According to a new study, the pages a person "likes" on Facebook predicts that person's personality in terms of sexuality, intelligence as well as political leaning.
According to a new study, Facebook can also be a personality predictor than just a social networking site. A report by BBC states that what a person "likes" on Facebook predicts that person's personality in terms of sexuality, intelligence as well as political leaning.
Researchers at Cambridge University used algorithms to predict politics, religion, sexual orientation and race. According to privacy campaigners, studies and findings such as this should "ring alarm bells" for users.
The study was conducted on 58,000 voluntary participants who provided researchers with their Facebook "likes" data, their demographic information and participated in psychometric testing results - designed to highlight personality traits.
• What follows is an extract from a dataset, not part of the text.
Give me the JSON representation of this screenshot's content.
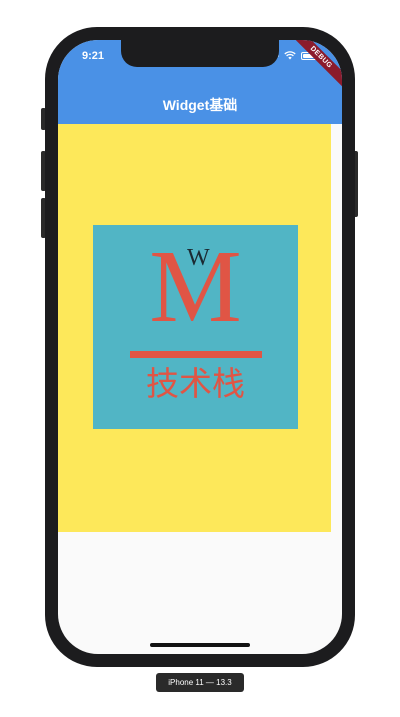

There results were 88 percent accurate in predicting male sexuality, 95 percent accurate in distinguishing race like African-American from Caucasian-American and 85 percent accurate in differentiating Republicans from Democrats. Christians and Muslims were correctly classified in 82% of cases and relationship status and substance abuse was predicted with accuracy between 65% and 73%.
While the study comes as good news for companies wanting to make a profit from customized user marketing, privacy campaigners feel it could harm the privacy of users.
"I appreciate automated book recommendations, or Facebook selecting the most relevant stories for my newsfeed. However, I can imagine situations in which the same data and technology is used to predict political views or sexual orientation, posing threats to freedom or even life," said Michael Kosinski, lead researcher on the project. "Facebook likes are public by default but it is not that Facebook is forcing you to make them public; you have a choice to change your privacy settings."
Kosinski said this new study should ring alarm bells for all those who think privacy settings are good enough to secure a person's personal information online. He said people need to rethink the amount of data they are "voluntarily sharing."
"Sharing individual likes or pages might not seem hugely intrusive, but it allows individuals to be categorised and behaviour predicted in areas that are far more personal and sensitive than people realize," BBC quoted Nick Pickles, director of privacy campaign group Big Brother Watch as saying. "Yet again, it is clear the lack of transparency about how users' data is being used will lead to entirely justified fears about our data being exploited for commercial gain."